Model description
This repository contains over 500 model checkpoints for the paper Loss-to-Loss Prediction: Scaling Laws for All Datasets, with models ranging in size from 20M parameters up to 3.3B parameters and FLOP budgets from 2e17 to 1e21 FLOPs across 6 different pretraining datasets.
Each subdirectory name contains four different parameters to identify the model in that subdirectory:
- Dataset: one of
fineweb-100b
,fineweb-edu-100b
,proof-pile-2
,slimpajama-chunk1
,smollm-corpus
, orstarcoder
- N: the number of model parameters
- D: the number of training tokens
- C: the number of training FLOPs
For example, a model trained on starcoder
with 1.1e08 parameters on 3.0e08 tokens for a total of 2.0e17 FLOPs would have the name: L2L_starcoder_N1.1e08_D3.0e08_C2.0e17/
Full training details for the models can be found in the training repository or paper.
How to load a model
First, follow the instructions in the training repository to install our fork of the OLMo package.
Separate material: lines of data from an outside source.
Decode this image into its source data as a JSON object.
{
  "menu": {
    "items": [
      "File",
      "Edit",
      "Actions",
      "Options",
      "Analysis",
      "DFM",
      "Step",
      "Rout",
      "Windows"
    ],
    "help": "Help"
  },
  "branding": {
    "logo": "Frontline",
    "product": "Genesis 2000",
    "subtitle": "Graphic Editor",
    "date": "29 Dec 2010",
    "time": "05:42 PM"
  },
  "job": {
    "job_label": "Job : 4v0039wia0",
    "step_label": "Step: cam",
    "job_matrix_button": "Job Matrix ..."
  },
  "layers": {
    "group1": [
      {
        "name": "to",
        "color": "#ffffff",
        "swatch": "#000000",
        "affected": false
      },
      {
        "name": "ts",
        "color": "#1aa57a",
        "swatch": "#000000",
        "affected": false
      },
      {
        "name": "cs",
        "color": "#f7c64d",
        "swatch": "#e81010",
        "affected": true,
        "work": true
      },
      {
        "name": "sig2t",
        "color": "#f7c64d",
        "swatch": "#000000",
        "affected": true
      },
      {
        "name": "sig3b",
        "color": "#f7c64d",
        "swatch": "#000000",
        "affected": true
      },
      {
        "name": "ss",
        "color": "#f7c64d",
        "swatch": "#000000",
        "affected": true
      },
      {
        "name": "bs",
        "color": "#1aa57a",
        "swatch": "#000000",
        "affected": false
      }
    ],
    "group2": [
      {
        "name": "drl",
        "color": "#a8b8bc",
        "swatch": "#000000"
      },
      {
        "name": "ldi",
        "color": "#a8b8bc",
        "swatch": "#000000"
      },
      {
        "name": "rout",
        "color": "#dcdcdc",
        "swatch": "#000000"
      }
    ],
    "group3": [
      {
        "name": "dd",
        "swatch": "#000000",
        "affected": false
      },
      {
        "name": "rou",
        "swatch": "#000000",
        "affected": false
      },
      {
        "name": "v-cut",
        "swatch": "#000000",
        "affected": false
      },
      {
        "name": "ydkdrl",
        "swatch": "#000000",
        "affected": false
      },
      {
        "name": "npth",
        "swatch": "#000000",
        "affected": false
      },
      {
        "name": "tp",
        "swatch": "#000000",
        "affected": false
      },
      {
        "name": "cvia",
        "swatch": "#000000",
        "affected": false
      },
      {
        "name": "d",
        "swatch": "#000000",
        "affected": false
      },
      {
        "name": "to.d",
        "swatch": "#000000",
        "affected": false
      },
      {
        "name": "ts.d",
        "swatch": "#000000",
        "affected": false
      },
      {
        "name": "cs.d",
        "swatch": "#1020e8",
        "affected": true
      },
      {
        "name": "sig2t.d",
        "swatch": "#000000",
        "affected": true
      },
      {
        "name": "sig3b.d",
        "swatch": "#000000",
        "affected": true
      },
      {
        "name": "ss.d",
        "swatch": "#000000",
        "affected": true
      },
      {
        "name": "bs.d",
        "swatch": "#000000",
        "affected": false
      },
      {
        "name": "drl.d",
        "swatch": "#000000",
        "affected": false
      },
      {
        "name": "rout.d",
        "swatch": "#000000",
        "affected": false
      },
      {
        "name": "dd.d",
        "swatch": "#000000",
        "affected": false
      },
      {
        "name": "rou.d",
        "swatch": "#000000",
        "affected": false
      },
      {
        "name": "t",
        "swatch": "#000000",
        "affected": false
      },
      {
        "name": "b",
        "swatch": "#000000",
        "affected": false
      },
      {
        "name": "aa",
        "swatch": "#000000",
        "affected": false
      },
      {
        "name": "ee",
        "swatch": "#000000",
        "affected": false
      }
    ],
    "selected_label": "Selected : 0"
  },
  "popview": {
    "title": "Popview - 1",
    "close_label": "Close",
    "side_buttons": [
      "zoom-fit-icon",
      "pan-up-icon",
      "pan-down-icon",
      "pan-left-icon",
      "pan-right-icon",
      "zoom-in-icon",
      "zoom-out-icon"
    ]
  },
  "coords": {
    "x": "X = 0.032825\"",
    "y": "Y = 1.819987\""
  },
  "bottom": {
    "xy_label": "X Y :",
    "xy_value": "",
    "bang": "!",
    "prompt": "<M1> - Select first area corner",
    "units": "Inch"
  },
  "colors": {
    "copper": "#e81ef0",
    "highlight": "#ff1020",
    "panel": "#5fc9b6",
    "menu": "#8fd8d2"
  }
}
With this installed, you can then use the huggingface_hub
and transformers
packages to load a model with the following snippet:
from olmo.model import HFMixinOLMo
from huggingface_hub import snapshot_download
tmp_dir = "tmp"
model_name = "L2L_starcoder_N1.1e08_D3.0e08_C2.0e17"
snapshot_download(
repo_id="KempnerInstituteAI/loss-to-loss",
allow_patterns=f"{model_name}/*",
local_dir=tmp_dir,
)
model = HFMixinOLMo.from_pretrained(f"{tmp_dir}/{model_name}")
Citation
If you use these models in your research, please cite this paper:
@article{brandfonbrener2024loss,
title={Loss-to-Loss Prediction: Scaling Laws for All Datasets},
author={Brandfonbrener, David and Anand, Nikhil and Vyas, Nikhil and Malach, Eran and Kakade, Sham},
journal={arXiv preprint arXiv:2411.12925},
year={2024}
}
License
These models are licensed under Apache 2.0. It is intended for research and educational use.